The Use Of Blood Flow Restriction In Early Stage Rehabilitation Following ACL Injury.
Using BFR training during rehabilitation post ACLR appears to be safe and practically feasible. No adverse effects on knee laxity have been found with BFR training compared to heavy load training.
It has also been shown both acutely and chronically that patients experience less knee pain during and for up to 24 hours post-exercise with BFR training, with a greater overall reduction in pain following 8 weeks of training.
Moreover, the perceived exertion and muscle pain responses to BFR training appears not to limit application or adherence to training.
How To Implement BFR Training
So how do we go about using BFR in a practical setting? Recent research supports individualisation of BFR application, where BFR is prescribed as a percentage of ‘arterial limb occlusion pressure’ (LOP), which represents the minimum pressure required for total arterial occlusion. Manipulation of BFR protocols has been shown to influence the perceptual, hemodynamic, and neuromuscular responses to BFR exercise.
How BFR Can Enhance The Return To Sport Process
When to return to sport following ACLR is a controversial issue. It is common for patients to be at a higher risk of re-injury compared to healthy controls.
Strength and conditioning coaches, rehabilitation specialists and surgeons utilize a range of assessments to determine an athlete’s readiness to return to sport, including:subjective rating scales, knee laxity testing, isokinetic testing, functional hop testing, balance testing, and movement assessment. Whilst this has improved over recent years, several studies have demonstrated deficits in muscular strength, kinaestheticsense, balance, and force attenuation 6 months to 2 years following reconstruction.
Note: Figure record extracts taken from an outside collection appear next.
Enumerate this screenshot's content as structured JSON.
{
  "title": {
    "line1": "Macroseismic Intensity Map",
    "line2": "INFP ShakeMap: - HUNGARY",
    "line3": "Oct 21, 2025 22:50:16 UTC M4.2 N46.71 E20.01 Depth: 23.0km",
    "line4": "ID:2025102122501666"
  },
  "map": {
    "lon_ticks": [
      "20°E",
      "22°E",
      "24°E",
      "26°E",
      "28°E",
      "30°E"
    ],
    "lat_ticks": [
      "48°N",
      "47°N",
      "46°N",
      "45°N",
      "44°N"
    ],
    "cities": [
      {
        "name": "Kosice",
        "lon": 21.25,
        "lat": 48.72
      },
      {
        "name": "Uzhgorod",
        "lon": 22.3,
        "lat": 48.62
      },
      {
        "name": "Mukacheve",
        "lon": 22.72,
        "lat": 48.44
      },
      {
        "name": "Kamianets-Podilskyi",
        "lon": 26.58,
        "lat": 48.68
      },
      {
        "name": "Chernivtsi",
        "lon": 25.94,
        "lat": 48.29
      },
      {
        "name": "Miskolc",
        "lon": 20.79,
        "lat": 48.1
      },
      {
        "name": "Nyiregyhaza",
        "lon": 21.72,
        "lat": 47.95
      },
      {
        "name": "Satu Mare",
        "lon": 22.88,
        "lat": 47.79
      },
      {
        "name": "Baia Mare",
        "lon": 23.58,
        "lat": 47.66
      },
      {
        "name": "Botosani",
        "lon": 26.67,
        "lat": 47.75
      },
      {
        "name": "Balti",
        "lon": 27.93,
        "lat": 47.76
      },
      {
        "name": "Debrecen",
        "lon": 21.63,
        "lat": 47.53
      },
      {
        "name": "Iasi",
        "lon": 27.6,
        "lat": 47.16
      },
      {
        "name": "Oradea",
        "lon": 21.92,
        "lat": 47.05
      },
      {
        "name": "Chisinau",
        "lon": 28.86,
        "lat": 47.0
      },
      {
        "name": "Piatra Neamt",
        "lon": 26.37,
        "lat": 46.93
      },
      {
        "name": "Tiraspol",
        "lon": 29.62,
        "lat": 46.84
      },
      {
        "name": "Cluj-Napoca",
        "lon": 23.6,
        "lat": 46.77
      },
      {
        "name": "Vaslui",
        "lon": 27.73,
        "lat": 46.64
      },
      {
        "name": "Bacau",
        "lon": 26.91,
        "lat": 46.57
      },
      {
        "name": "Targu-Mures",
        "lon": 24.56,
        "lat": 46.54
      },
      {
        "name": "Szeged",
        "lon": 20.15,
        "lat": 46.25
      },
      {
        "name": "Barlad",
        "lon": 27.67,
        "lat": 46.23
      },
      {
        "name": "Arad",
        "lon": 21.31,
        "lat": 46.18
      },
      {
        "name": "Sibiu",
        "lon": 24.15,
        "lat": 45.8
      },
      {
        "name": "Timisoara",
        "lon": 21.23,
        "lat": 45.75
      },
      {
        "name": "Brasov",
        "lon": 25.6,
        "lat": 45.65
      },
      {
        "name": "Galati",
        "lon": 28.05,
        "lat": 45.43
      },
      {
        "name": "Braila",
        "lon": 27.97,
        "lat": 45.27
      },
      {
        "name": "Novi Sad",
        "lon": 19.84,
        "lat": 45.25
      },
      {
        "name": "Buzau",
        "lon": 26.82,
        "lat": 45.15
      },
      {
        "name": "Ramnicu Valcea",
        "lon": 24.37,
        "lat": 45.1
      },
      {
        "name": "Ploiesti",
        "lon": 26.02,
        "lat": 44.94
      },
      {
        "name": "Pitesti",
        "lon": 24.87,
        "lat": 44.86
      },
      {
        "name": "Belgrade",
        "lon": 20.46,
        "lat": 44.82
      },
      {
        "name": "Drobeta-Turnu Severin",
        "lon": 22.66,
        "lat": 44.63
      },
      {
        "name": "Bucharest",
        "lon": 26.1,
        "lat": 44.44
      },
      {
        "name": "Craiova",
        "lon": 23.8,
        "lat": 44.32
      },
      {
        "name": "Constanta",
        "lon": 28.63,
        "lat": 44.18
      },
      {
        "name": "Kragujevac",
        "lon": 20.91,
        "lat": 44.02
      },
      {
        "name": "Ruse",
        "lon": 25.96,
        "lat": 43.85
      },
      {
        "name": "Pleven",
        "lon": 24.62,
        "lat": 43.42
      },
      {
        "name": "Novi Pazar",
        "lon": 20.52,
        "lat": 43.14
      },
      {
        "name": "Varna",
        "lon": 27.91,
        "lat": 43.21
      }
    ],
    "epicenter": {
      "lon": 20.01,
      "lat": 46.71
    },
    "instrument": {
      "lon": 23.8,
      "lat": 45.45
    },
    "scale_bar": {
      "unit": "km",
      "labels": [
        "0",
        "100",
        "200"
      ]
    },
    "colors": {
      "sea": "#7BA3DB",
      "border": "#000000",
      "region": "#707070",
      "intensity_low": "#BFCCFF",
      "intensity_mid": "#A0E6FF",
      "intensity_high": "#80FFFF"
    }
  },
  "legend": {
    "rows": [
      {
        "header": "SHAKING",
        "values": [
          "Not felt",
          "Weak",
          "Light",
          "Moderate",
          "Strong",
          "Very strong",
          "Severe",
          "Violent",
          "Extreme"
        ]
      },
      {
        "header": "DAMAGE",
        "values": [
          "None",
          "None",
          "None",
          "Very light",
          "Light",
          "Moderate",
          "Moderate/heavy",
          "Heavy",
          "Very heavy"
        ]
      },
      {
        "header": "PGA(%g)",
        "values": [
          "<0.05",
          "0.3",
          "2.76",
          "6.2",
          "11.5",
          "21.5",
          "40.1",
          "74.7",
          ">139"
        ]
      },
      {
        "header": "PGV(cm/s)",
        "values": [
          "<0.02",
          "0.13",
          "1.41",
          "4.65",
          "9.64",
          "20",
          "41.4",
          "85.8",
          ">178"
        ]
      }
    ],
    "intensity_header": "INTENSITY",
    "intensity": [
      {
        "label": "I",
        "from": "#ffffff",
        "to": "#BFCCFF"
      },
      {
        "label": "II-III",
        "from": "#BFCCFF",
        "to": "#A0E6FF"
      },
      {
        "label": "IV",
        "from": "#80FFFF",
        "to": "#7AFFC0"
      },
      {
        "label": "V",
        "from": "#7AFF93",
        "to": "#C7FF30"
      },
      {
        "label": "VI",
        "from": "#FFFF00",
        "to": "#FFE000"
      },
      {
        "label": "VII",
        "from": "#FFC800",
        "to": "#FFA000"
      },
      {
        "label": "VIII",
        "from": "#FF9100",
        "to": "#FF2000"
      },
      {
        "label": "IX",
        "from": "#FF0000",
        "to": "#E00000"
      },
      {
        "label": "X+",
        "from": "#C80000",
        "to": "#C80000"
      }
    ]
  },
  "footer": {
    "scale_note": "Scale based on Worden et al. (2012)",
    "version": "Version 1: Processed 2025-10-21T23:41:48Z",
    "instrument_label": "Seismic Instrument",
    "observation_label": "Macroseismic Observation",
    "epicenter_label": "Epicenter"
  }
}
With this in mind, the return to sport following ACLR should not be rushed. Furthermore, we suggest BFR be used to mitigate some of these residual deficits that athletes experience.
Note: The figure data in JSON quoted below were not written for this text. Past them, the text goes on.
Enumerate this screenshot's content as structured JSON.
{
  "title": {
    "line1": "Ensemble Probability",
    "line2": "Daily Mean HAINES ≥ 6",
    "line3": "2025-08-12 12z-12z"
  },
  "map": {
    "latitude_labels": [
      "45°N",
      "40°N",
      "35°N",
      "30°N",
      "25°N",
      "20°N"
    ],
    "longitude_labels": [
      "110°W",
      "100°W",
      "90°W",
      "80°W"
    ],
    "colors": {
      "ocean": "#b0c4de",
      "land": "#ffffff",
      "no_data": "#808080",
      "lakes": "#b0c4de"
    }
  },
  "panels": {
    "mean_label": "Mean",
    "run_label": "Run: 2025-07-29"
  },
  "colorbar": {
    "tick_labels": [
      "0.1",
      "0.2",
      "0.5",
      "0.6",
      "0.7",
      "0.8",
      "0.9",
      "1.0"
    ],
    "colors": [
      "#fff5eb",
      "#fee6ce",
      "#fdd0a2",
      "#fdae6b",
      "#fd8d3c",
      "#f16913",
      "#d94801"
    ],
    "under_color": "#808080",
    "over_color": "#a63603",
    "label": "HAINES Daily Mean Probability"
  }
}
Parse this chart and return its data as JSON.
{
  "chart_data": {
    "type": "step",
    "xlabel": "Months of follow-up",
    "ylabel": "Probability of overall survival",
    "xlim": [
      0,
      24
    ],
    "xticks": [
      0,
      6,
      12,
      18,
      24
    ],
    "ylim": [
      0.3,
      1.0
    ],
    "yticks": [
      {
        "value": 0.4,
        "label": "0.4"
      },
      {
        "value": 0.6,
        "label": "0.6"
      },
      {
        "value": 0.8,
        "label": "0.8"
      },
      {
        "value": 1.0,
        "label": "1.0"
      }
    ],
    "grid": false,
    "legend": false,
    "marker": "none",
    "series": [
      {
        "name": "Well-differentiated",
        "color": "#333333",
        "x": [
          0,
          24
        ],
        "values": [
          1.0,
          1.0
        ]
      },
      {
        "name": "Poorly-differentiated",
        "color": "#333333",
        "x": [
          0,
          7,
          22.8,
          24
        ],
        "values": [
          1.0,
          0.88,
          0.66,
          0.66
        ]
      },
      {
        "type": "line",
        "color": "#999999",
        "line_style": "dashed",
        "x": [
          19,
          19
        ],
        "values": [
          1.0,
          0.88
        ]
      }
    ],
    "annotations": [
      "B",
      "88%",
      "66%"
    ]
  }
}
By using BFR earlier in the rehabilitation to offset atrophy and strength loss (phase 1) and improve strength and hypertrophy (phase 2), practitioners can spend more time focussing on neuromuscular control, functional strength, rate of force development, and psychological readiness which are necessary for a successful return to competition and reducing the risk of re-injury
BFR provides a low-load safe and efficacious treatment modality for athletes following ACLR.
As it gains more acceptance in clinical settings and more robust clinical trials are published, there has been a shift in the acuity of its usage and adoption across clinical conditions.
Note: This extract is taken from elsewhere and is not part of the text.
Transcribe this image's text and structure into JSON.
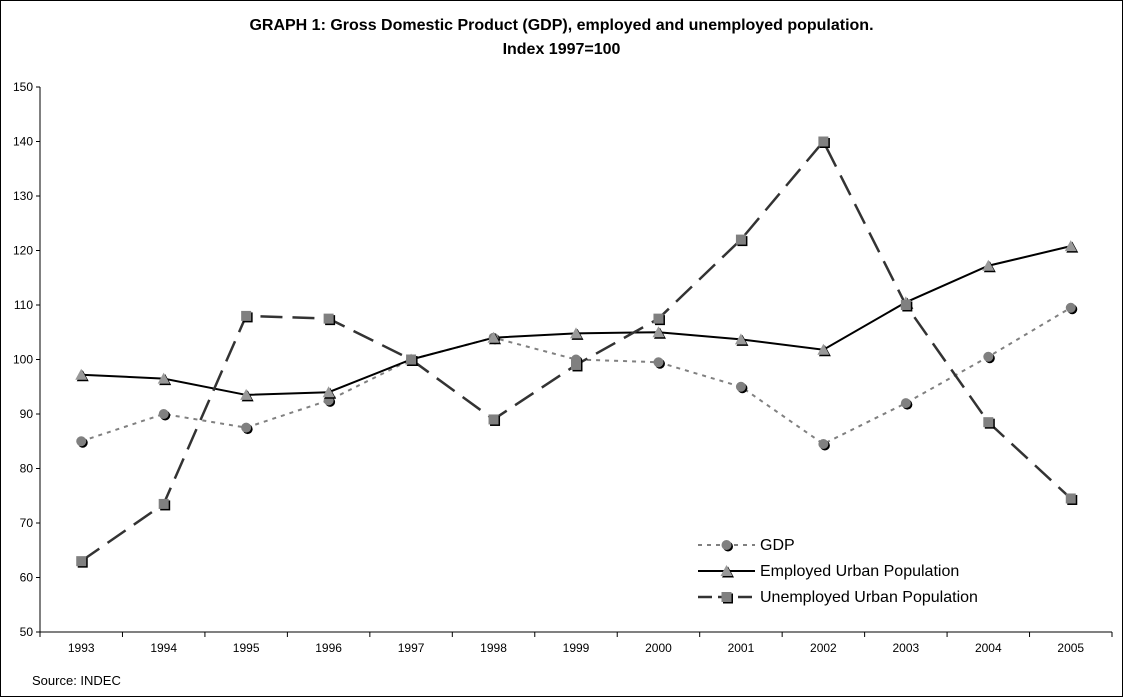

Clinical trials have advanced to not just explore the ability of BFR to preserve and restore lost muscle mass and strength, data are now available which report its ability to preserve bone loss after ACLR, provide a reduction in pain, swelling and function.
More recent advancements have also advocated its use in prehabilitation prior to ACLR where a reduction of muscle fibrosis and upregulation of satellite cells have been shown along with accelerated return to play.
Thus, we propose that these findings provide an important message for clinicians and athletes alike - train hard, train smart and start early!